Neden PKK’nin avukatlığını üstlendiğinizi sorabilir miyim?
Bu dava terörle mücadele yasasıyla ilgili pek çok konuyu içeriğinde barındırıyor. Bir örgütü terör örgütü olarak listelemek politik bir karardır. Ama bunu hukuki bir karar haline getirdiler. Biz şu anda politik saiklerle verilmiş bir kararı hukuki olarak çözmeye çalışıyoruz. Böylece siyasi ve yasal alanlar birbirinin içine geçmiş oluyor. Bu davanın gerçekten emsal teşkil ettiğini ve edeceğini düşünüyorum. Siyasi bir durumu ancak bir noktaya kadar hukuki terimlerle açıklayabilirsiniz. Bunu yapmaya çalıştığımız zaman da terörle mücadele yasası gibi yasalarla milyonlarca kişiyi baskılayan, hukuku bir savaş aracı olarak kullanan ülkelerin eline koz vermiş olursunuz. Avrupa Birliği de Türkiye ile aynı şeyi yapıyor demiyorum ama son derece muğlak terörle mücadele yasalarıyla bu gibi durumların oluşmasına ön ayak oluyorlar. Eğer kendi terörle mücadele yasanız bu kadar muğlaksa, bu başka ülkelere de bunu yapacak alanı sağlar. O nedenle bu durumu Avrupa Birliği düzeyinde netleştirmenin son derece önemli olduğuna inanıyorum. Netleşsin ki, Türkiye gibi ülkelere, “Sen terörle mücadele yasalarını kötüye kullanıyorsun, hatalısın ve bir daha bunu yapmana izin vermeyeceğiz” denilebilsin.
PKK’nin avukatlığını yaptığınız için ne gibi tepkiler aldınız?

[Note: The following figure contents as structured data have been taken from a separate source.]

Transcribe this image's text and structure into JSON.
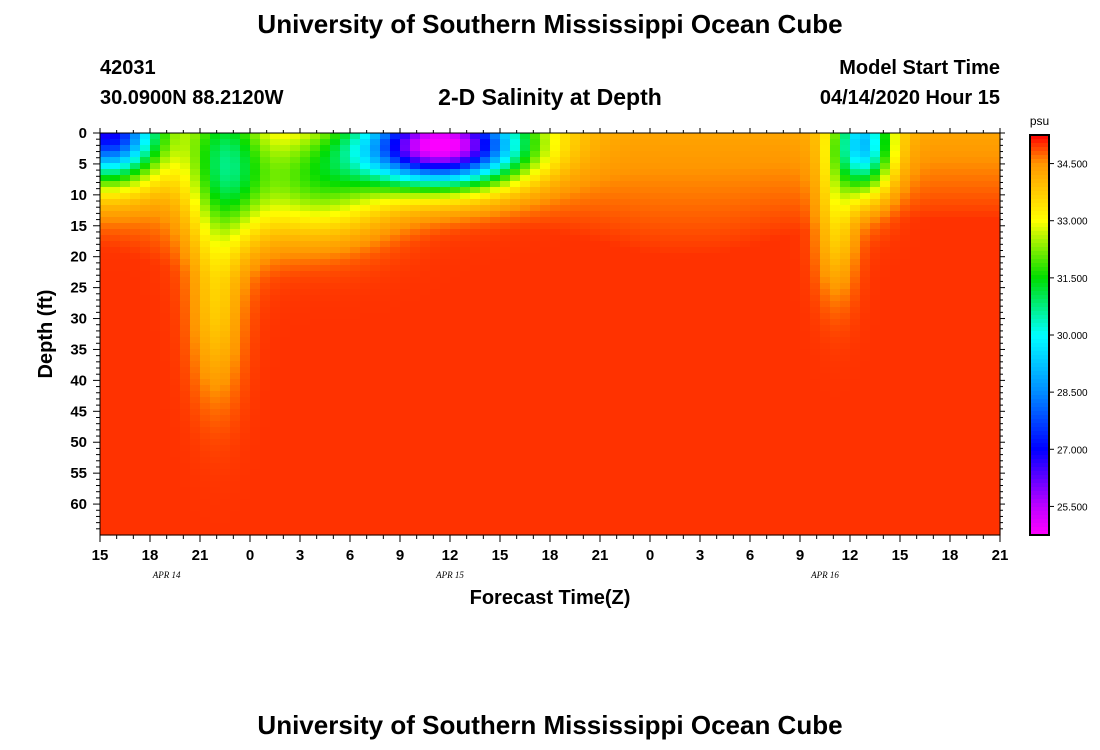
{
  "header": {
    "title": "University of Southern Mississippi Ocean Cube",
    "station_id": "42031",
    "coordinates": "30.0900N 88.2120W",
    "plot_title": "2-D Salinity at Depth",
    "start_label": "Model Start Time",
    "start_value": "04/14/2020 Hour 15"
  },
  "footer": {
    "title": "University of Southern Mississippi Ocean Cube"
  },
  "chart_data": {
    "type": "heatmap",
    "title": "2-D Salinity at Depth",
    "xlabel": "Forecast Time(Z)",
    "ylabel": "Depth (ft)",
    "x_tick_labels": [
      "15",
      "18",
      "21",
      "0",
      "3",
      "6",
      "9",
      "12",
      "15",
      "18",
      "21",
      "0",
      "3",
      "6",
      "9",
      "12",
      "15",
      "18",
      "21"
    ],
    "x_range_hours": [
      0,
      54
    ],
    "date_labels": [
      {
        "text": "APR 14",
        "hour": 4
      },
      {
        "text": "APR 15",
        "hour": 21
      },
      {
        "text": "APR 16",
        "hour": 43.5
      }
    ],
    "y_tick_labels": [
      "0",
      "5",
      "10",
      "15",
      "20",
      "25",
      "30",
      "35",
      "40",
      "45",
      "50",
      "55",
      "60"
    ],
    "y_range_ft": [
      0,
      65
    ],
    "colorbar": {
      "unit": "psu",
      "tick_labels": [
        "34.500",
        "33.000",
        "31.500",
        "30.000",
        "28.500",
        "27.000",
        "25.500"
      ],
      "tick_values": [
        34.5,
        33.0,
        31.5,
        30.0,
        28.5,
        27.0,
        25.5
      ],
      "range": [
        24.75,
        35.25
      ]
    },
    "field_features": [
      {
        "note": "background",
        "salinity": 35.0
      },
      {
        "note": "fresh lens near surface, APR 14 15Z-18Z",
        "hour_range": [
          0,
          4
        ],
        "depth_ft_range": [
          0,
          11
        ],
        "min_salinity": 27.2
      },
      {
        "note": "fresh lens APR 15 ~12Z",
        "hour_range": [
          15,
          27
        ],
        "depth_ft_range": [
          0,
          17
        ],
        "min_salinity": 25.2
      },
      {
        "note": "fresh intrusion APR 16 ~12Z",
        "hour_range": [
          43.5,
          48.5
        ],
        "depth_ft_range": [
          0,
          15
        ],
        "min_salinity": 29.0
      }
    ]
  }
}
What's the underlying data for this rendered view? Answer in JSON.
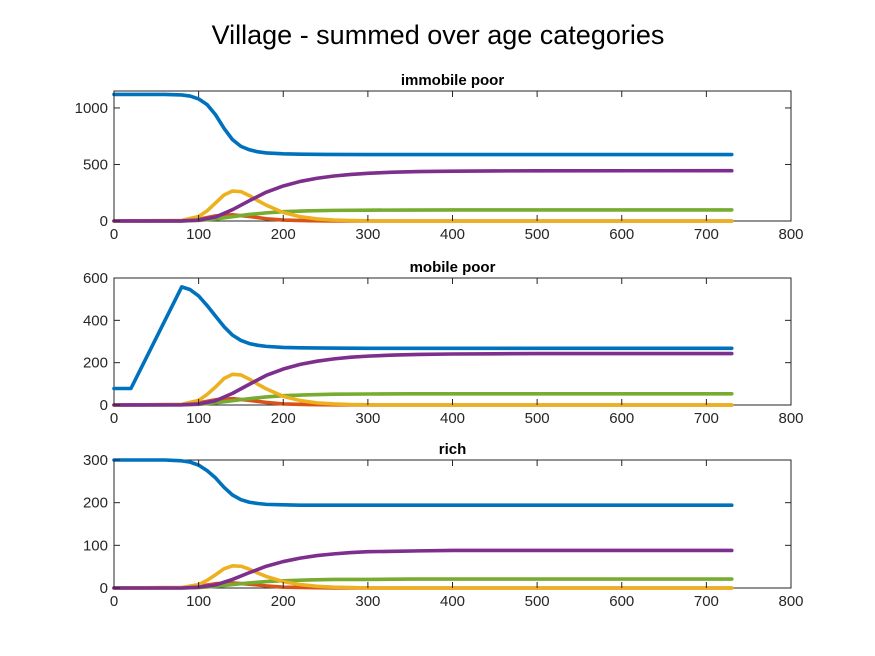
{
  "figure": {
    "title": "Village - summed over age categories"
  },
  "colors": {
    "blue": "#0072BD",
    "purple": "#7E2F8E",
    "green": "#77AC30",
    "yellow": "#EDB120",
    "red": "#D95319"
  },
  "chart_data": [
    {
      "type": "line",
      "title": "immobile poor",
      "xlim": [
        0,
        800
      ],
      "ylim": [
        0,
        1150
      ],
      "xticks": [
        0,
        100,
        200,
        300,
        400,
        500,
        600,
        700,
        800
      ],
      "yticks": [
        0,
        500,
        1000
      ],
      "series": [
        {
          "color": "#D95319",
          "x": [
            0,
            80,
            100,
            120,
            140,
            160,
            180,
            200,
            230,
            260,
            300,
            730
          ],
          "y": [
            0,
            2,
            15,
            45,
            55,
            40,
            20,
            8,
            3,
            1,
            0,
            0
          ]
        },
        {
          "color": "#77AC30",
          "x": [
            0,
            80,
            100,
            120,
            140,
            160,
            180,
            200,
            230,
            260,
            300,
            350,
            400,
            730
          ],
          "y": [
            0,
            1,
            5,
            18,
            38,
            58,
            72,
            82,
            90,
            94,
            96,
            97,
            98,
            98
          ]
        },
        {
          "color": "#EDB120",
          "x": [
            0,
            80,
            100,
            110,
            120,
            130,
            140,
            150,
            160,
            170,
            180,
            200,
            220,
            240,
            260,
            280,
            300,
            330,
            730
          ],
          "y": [
            0,
            5,
            40,
            90,
            160,
            230,
            265,
            260,
            225,
            180,
            140,
            75,
            38,
            18,
            8,
            4,
            2,
            0,
            0
          ]
        },
        {
          "color": "#7E2F8E",
          "x": [
            0,
            80,
            100,
            120,
            140,
            160,
            180,
            200,
            220,
            240,
            260,
            280,
            300,
            330,
            360,
            400,
            450,
            500,
            730
          ],
          "y": [
            0,
            1,
            8,
            35,
            100,
            180,
            255,
            310,
            350,
            378,
            398,
            412,
            422,
            432,
            437,
            441,
            443,
            444,
            445
          ]
        },
        {
          "color": "#0072BD",
          "x": [
            0,
            60,
            80,
            90,
            100,
            110,
            120,
            130,
            140,
            150,
            160,
            170,
            180,
            200,
            220,
            250,
            300,
            730
          ],
          "y": [
            1120,
            1120,
            1115,
            1105,
            1080,
            1030,
            940,
            820,
            720,
            660,
            630,
            612,
            602,
            594,
            591,
            589,
            588,
            588
          ]
        }
      ]
    },
    {
      "type": "line",
      "title": "mobile poor",
      "xlim": [
        0,
        800
      ],
      "ylim": [
        0,
        600
      ],
      "xticks": [
        0,
        100,
        200,
        300,
        400,
        500,
        600,
        700,
        800
      ],
      "yticks": [
        0,
        200,
        400,
        600
      ],
      "series": [
        {
          "color": "#D95319",
          "x": [
            0,
            80,
            100,
            120,
            140,
            160,
            180,
            200,
            230,
            260,
            300,
            730
          ],
          "y": [
            0,
            2,
            10,
            25,
            30,
            22,
            12,
            5,
            2,
            1,
            0,
            0
          ]
        },
        {
          "color": "#77AC30",
          "x": [
            0,
            80,
            100,
            120,
            140,
            160,
            180,
            200,
            230,
            260,
            300,
            350,
            400,
            730
          ],
          "y": [
            0,
            1,
            3,
            10,
            20,
            30,
            38,
            44,
            48,
            51,
            52,
            53,
            53,
            53
          ]
        },
        {
          "color": "#EDB120",
          "x": [
            0,
            80,
            100,
            110,
            120,
            130,
            140,
            150,
            160,
            170,
            180,
            200,
            220,
            240,
            260,
            280,
            300,
            330,
            730
          ],
          "y": [
            0,
            3,
            22,
            50,
            85,
            125,
            145,
            142,
            122,
            98,
            76,
            41,
            21,
            10,
            5,
            2,
            1,
            0,
            0
          ]
        },
        {
          "color": "#7E2F8E",
          "x": [
            0,
            80,
            100,
            120,
            140,
            160,
            180,
            200,
            220,
            240,
            260,
            280,
            300,
            330,
            360,
            400,
            450,
            500,
            730
          ],
          "y": [
            0,
            1,
            5,
            20,
            55,
            98,
            140,
            170,
            192,
            207,
            218,
            226,
            231,
            236,
            239,
            241,
            242,
            243,
            243
          ]
        },
        {
          "color": "#0072BD",
          "x": [
            0,
            20,
            80,
            90,
            100,
            110,
            120,
            130,
            140,
            150,
            160,
            170,
            180,
            200,
            220,
            250,
            300,
            730
          ],
          "y": [
            78,
            78,
            558,
            545,
            515,
            470,
            420,
            370,
            330,
            305,
            290,
            282,
            277,
            272,
            270,
            269,
            268,
            268
          ]
        }
      ]
    },
    {
      "type": "line",
      "title": "rich",
      "xlim": [
        0,
        800
      ],
      "ylim": [
        0,
        300
      ],
      "xticks": [
        0,
        100,
        200,
        300,
        400,
        500,
        600,
        700,
        800
      ],
      "yticks": [
        0,
        100,
        200,
        300
      ],
      "series": [
        {
          "color": "#D95319",
          "x": [
            0,
            80,
            100,
            120,
            140,
            160,
            180,
            200,
            230,
            260,
            300,
            730
          ],
          "y": [
            0,
            1,
            4,
            10,
            12,
            9,
            5,
            2,
            1,
            0,
            0,
            0
          ]
        },
        {
          "color": "#77AC30",
          "x": [
            0,
            80,
            100,
            120,
            140,
            160,
            180,
            200,
            230,
            260,
            300,
            350,
            400,
            730
          ],
          "y": [
            0,
            0,
            1,
            4,
            8,
            12,
            15,
            17,
            19,
            20,
            20,
            21,
            21,
            21
          ]
        },
        {
          "color": "#EDB120",
          "x": [
            0,
            80,
            100,
            110,
            120,
            130,
            140,
            150,
            160,
            170,
            180,
            200,
            220,
            240,
            260,
            280,
            300,
            330,
            730
          ],
          "y": [
            0,
            1,
            8,
            18,
            31,
            45,
            52,
            51,
            44,
            35,
            27,
            15,
            8,
            4,
            2,
            1,
            0,
            0,
            0
          ]
        },
        {
          "color": "#7E2F8E",
          "x": [
            0,
            80,
            100,
            120,
            140,
            160,
            180,
            200,
            220,
            240,
            260,
            280,
            300,
            330,
            360,
            400,
            450,
            500,
            730
          ],
          "y": [
            0,
            0,
            2,
            7,
            20,
            36,
            51,
            62,
            70,
            76,
            80,
            83,
            85,
            86,
            87,
            88,
            88,
            88,
            88
          ]
        },
        {
          "color": "#0072BD",
          "x": [
            0,
            60,
            80,
            90,
            100,
            110,
            120,
            130,
            140,
            150,
            160,
            170,
            180,
            200,
            220,
            250,
            300,
            730
          ],
          "y": [
            300,
            300,
            298,
            295,
            288,
            275,
            258,
            236,
            218,
            207,
            201,
            198,
            196,
            195,
            194,
            194,
            194,
            194
          ]
        }
      ]
    }
  ]
}
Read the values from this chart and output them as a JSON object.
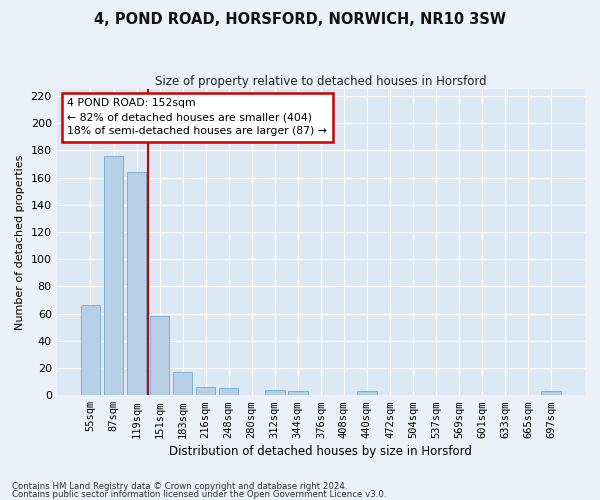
{
  "title": "4, POND ROAD, HORSFORD, NORWICH, NR10 3SW",
  "subtitle": "Size of property relative to detached houses in Horsford",
  "xlabel": "Distribution of detached houses by size in Horsford",
  "ylabel": "Number of detached properties",
  "categories": [
    "55sqm",
    "87sqm",
    "119sqm",
    "151sqm",
    "183sqm",
    "216sqm",
    "248sqm",
    "280sqm",
    "312sqm",
    "344sqm",
    "376sqm",
    "408sqm",
    "440sqm",
    "472sqm",
    "504sqm",
    "537sqm",
    "569sqm",
    "601sqm",
    "633sqm",
    "665sqm",
    "697sqm"
  ],
  "values": [
    66,
    176,
    164,
    58,
    17,
    6,
    5,
    0,
    4,
    3,
    0,
    0,
    3,
    0,
    0,
    0,
    0,
    0,
    0,
    0,
    3
  ],
  "bar_color": "#b8cfe8",
  "bar_edge_color": "#7aafd4",
  "fig_background_color": "#eaf1f8",
  "ax_background_color": "#dce8f4",
  "grid_color": "#ffffff",
  "ylim": [
    0,
    225
  ],
  "yticks": [
    0,
    20,
    40,
    60,
    80,
    100,
    120,
    140,
    160,
    180,
    200,
    220
  ],
  "red_line_x": 2.5,
  "annotation_box_text": "4 POND ROAD: 152sqm\n← 82% of detached houses are smaller (404)\n18% of semi-detached houses are larger (87) →",
  "annotation_box_color": "#ffffff",
  "annotation_box_edge_color": "#cc0000",
  "footnote_line1": "Contains HM Land Registry data © Crown copyright and database right 2024.",
  "footnote_line2": "Contains public sector information licensed under the Open Government Licence v3.0."
}
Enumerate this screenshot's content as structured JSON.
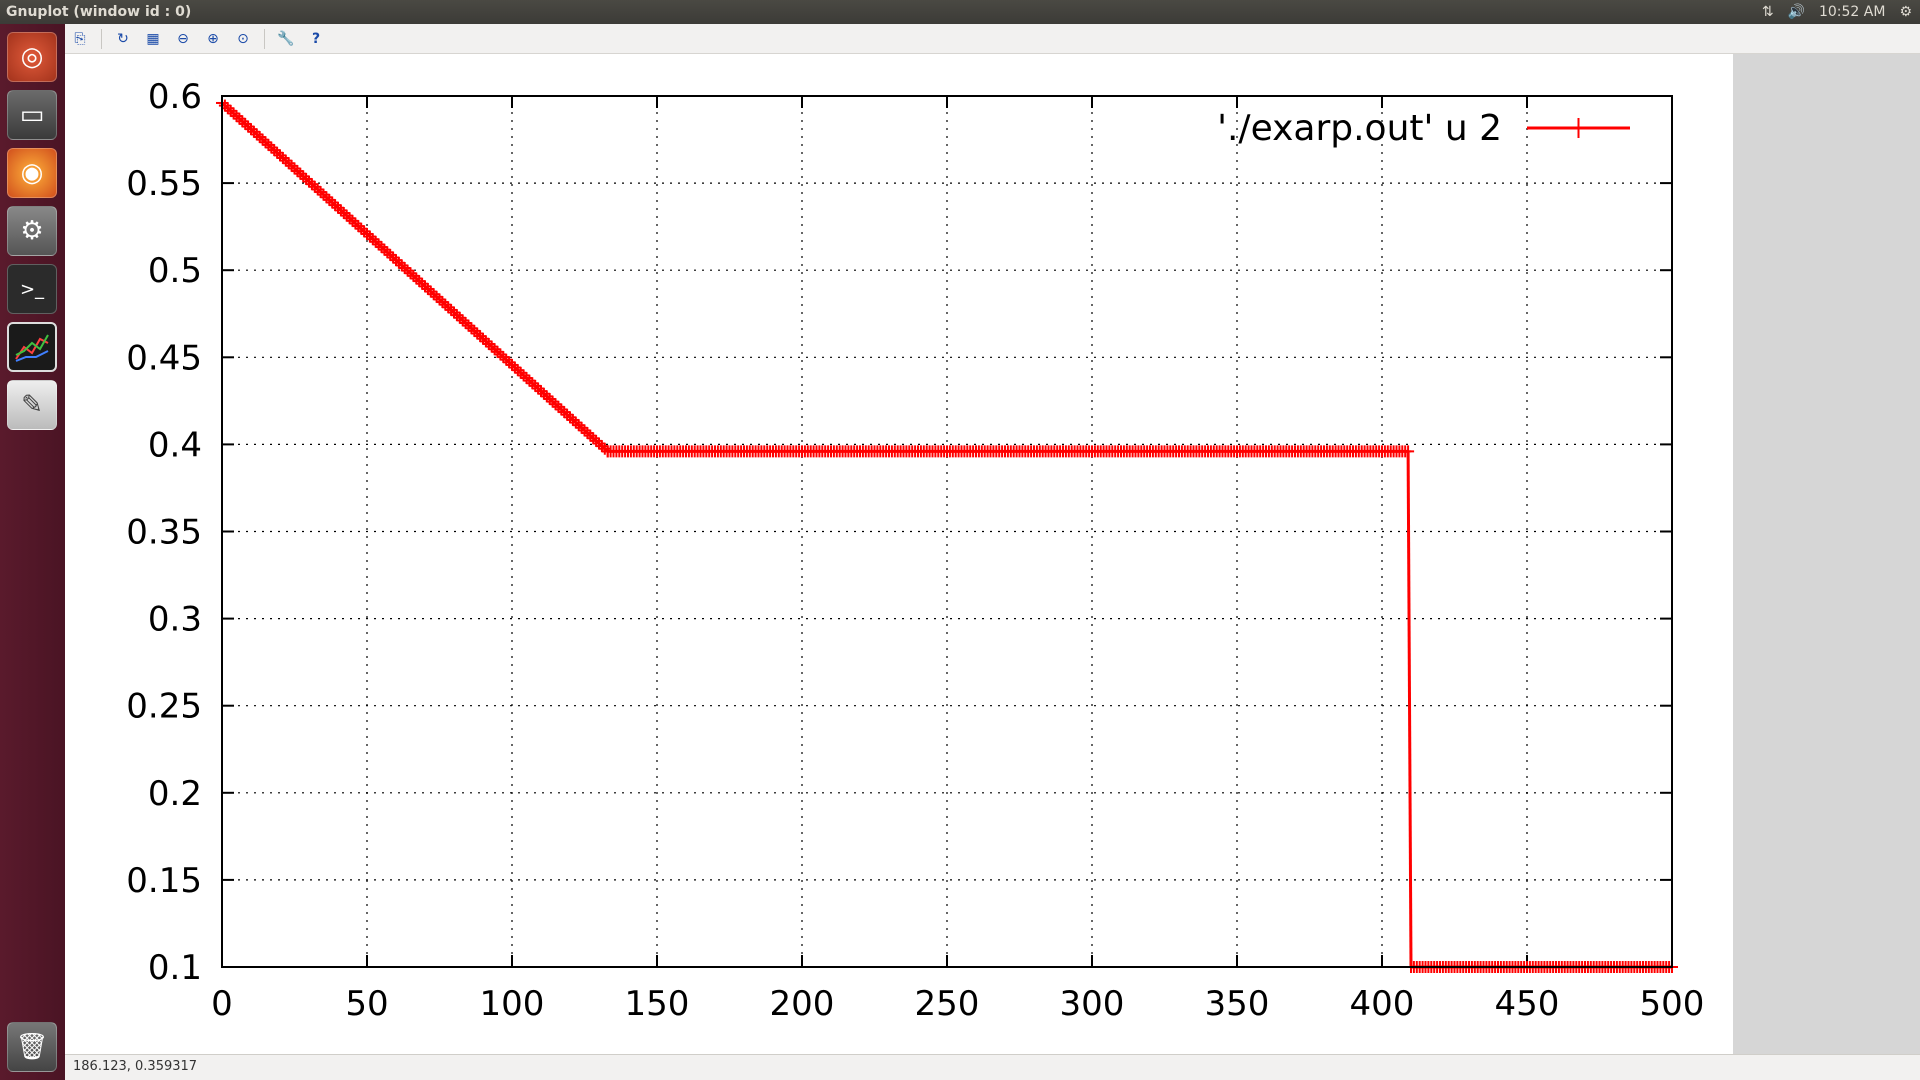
{
  "window": {
    "title": "Gnuplot (window id : 0)"
  },
  "topbar": {
    "time": "10:52 AM",
    "network_icon": "network-arrows-icon",
    "volume_icon": "volume-icon",
    "settings_icon": "gear-icon"
  },
  "launcher": {
    "items": [
      {
        "icon": "ubuntu-dash-icon"
      },
      {
        "icon": "file-manager-icon"
      },
      {
        "icon": "firefox-icon"
      },
      {
        "icon": "system-settings-icon"
      },
      {
        "icon": "terminal-icon"
      },
      {
        "icon": "gnuplot-icon"
      },
      {
        "icon": "text-editor-icon"
      },
      {
        "icon": "trash-icon"
      }
    ]
  },
  "toolbar": {
    "buttons": [
      {
        "icon": "copy-to-clipboard-icon"
      },
      {
        "icon": "replot-icon"
      },
      {
        "icon": "grid-icon"
      },
      {
        "icon": "zoom-previous-icon"
      },
      {
        "icon": "zoom-next-icon"
      },
      {
        "icon": "zoom-autoscale-icon"
      },
      {
        "icon": "preferences-icon"
      },
      {
        "icon": "help-icon"
      }
    ]
  },
  "statusbar": {
    "coords": "186.123,  0.359317"
  },
  "chart_data": {
    "type": "line",
    "title": "",
    "xlabel": "",
    "ylabel": "",
    "xlim": [
      0,
      500
    ],
    "ylim": [
      0.1,
      0.6
    ],
    "xticks": [
      "0",
      "50",
      "100",
      "150",
      "200",
      "250",
      "300",
      "350",
      "400",
      "450",
      "500"
    ],
    "yticks": [
      "0.1",
      "0.15",
      "0.2",
      "0.25",
      "0.3",
      "0.35",
      "0.4",
      "0.45",
      "0.5",
      "0.55",
      "0.6"
    ],
    "grid": true,
    "legend_position": "top-right",
    "series": [
      {
        "name": "'./exarp.out' u 2",
        "color": "#ff0000",
        "marker": "+",
        "segments": [
          {
            "x_start": 0,
            "x_end": 133,
            "y_start": 0.596,
            "y_end": 0.396
          },
          {
            "x_start": 133,
            "x_end": 409,
            "y_start": 0.396,
            "y_end": 0.396
          },
          {
            "x_start": 410,
            "x_end": 500,
            "y_start": 0.1,
            "y_end": 0.1
          }
        ]
      }
    ]
  }
}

Olumsuz bir tepki almadım. Öte yandan pek çok destek mesajı aldım. Özellikle Avrupa’da yaşayan Kürtlerden. Çünkü PKK’nin bu listede olması pek çok kişinin burada hedef alınmasını sağlıyor. PKK’nin yasaklı listede olması yalnızca PKK’lileri değil, tüm Kürt halkını olumsuz yönde etkiliyor.